Microsoft set to patch IE, Windows, Office this week

Today’s bug patches and security alerts:

Microsoft set to patch IE, Windows, Office this week

Microsoft is set to release five security patches for its products next Tuesday, including a highly anticipated Internet Explorer (IE) fix that will address a bug that hackers have been exploiting over the past two weeks. Along with the critical IE patch, Microsoft will repair three other issues in its Windows operating system, as well as an unspecified problem in Office that is rated moderate. IDG News Service, 04/06/06.

**********

HP fills LaserJet security hole

HP is warning of a vulnerability in some of its printer driver software that could allow hackers to siphon information from a user’s PC. TechWorld, 04/06/06.

HP advisory

**********

Cisco warns of HTTP request flaw in 11500 Content Services Switch

Cisco 11500 Content Services Switch are vulnerable to a denial-of-service attack when configured for HTTP compression, according to an advisory from the company. A free update is available to fix the flaw.

**********

New updates from Debian

ClamAV (multiple flaws)

cacti (multiple flaws)

sudo (privilege escalation)

**********

New patches from Fedora

xine (multiple flaws)

mod_python (information leak)

tcpdump (multiple flaws)

cyrus-imapd (multiple flaws)

imap (buffer overflow, code execution)

unzip (buffer overflow, code execution)

tar (buffer overflow, code execution)

pine (denial of service)

libc-client (buffer overflow, code execution)

**********

Today’s roundup of virus alerts:

Virus threatens PCs running Linux or Windows

Hackers have released a sample code for a virus that could infect both Linux and Windows PCs. The virus, which was given the double name Virus.Linux.Bi.a/ Virus.Win32.Bi.a, was reported Friday by security firm Kaspersky Lab. Security researchers worry that the malicious code may be part of a disturbing new trend of viruses that can run on Windows, as well as other operating systems that have been largely ignored by hackers. IDG News Service, 04/07/06.

Troj/Delf-BPC — A Trojan that copies itself to “oobecsrss.exe” and registers as a Browser Helper Object. No word on what type of damage it may cause or access it could allow. (Sophos)

W32/Tilebot-EJ — A new Tilebot variant that allows backdoor access through IRC and spreads through network shares by exploiting known Windows flaws. It drops “services.exe” in the Windows folder. (Sophos)

Troj/Torpig-AP — A Trojan that can be used to steal information and drop more malware on the infected host. It drops a number of files in the Common Files folder, including “ibm00001.exe”. (Sophos)

Troj/Clagger-O — A virus that can impact Windows’ security mechanisms and be used to download/install additional malicious code. It is installed as “suhoy117.exe” in the Windows directory. (Sophos)

W32/Parparo-A — A nasty little bug that searches for files and folders on the infected host and copies itself to a file of the same name with an EXE extension. (Sophos)

Troj/Haxdoor-BO — A Trojan that can be used for multiple purposes, including stealing information and disabling security services on the infected host.
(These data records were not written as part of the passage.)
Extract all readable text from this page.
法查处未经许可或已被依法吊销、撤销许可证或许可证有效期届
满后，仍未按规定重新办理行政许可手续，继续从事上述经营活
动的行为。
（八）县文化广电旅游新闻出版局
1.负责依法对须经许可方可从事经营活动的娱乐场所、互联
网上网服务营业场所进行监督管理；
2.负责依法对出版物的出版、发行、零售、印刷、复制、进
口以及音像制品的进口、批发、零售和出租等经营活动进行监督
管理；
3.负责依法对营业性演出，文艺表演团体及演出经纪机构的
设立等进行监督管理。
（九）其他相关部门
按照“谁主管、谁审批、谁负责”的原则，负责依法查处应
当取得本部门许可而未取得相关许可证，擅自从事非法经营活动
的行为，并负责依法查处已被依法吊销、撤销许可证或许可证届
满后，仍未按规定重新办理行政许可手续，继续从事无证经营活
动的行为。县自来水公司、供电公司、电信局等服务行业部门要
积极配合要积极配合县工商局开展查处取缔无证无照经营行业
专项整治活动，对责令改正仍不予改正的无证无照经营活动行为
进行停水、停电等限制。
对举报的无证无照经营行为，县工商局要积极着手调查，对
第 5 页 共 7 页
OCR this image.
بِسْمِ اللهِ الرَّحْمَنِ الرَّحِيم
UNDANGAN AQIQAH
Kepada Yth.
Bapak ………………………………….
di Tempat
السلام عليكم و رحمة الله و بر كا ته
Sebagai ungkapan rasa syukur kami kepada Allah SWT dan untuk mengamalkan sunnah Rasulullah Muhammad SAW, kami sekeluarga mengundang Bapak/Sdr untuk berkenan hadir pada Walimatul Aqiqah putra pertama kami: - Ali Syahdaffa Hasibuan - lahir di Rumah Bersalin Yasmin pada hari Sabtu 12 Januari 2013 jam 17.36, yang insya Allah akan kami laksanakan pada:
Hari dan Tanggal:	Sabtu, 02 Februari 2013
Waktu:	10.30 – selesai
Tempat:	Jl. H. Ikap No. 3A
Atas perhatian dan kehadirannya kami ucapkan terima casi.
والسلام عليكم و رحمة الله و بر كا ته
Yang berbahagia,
Among the many files it installs on a host are “mmxF32.dll” and “mmxF64.sys”, both in the Windows System folder. (Sophos)

Troj/Danmec-G — A Trojan that turns the infected host into a proxy server for HTTP traffic. It can also be used to download and install additional malware. It drops a number of files on the infected host, including “checkreg.exe” and “iisload.dll” in the Windows System folder. It also displays a fake error message saying in part, “Application can not run because vbrun64.dll not found”. (Sophos)

Troj/RuinDl-K — This Trojan can be used to download additional code from remote servers. It is installed as randomly-named (5 letters) EXE in the Windows System directory. (Sophos)

W32/Rbot-DPM — A new Rbot variant that allows backdoor IRC access and disables anti-virus applications. It spreads by exploiting known Windows flaws and drops “snmoo.exe” in the System folder. (Sophos)

Troj/Agent-BEK — A Trojan that drops randomly named shortcuts in various folders and tries to change the registry to affect Internet security. (Sophos)

**********

From the interesting reading department:

Researcher: Web services security risks largely ignored

In their rush to implement Web services, some companies may be exposing themselves to new security risks that they may not fully understand, a security researcher said at the CanSecWest/core06 conference in Vancouver on Thursday. IDG News Service, 04/07/06.

Researchers seek to save VoIP from security threats

With VoIP starting to live up to some of the hype, university researchers are looking to ensure that the technology’s momentum in corporate and residential markets won’t be ruined by myriad security threats. NetworkWorld.com, 04/06/06.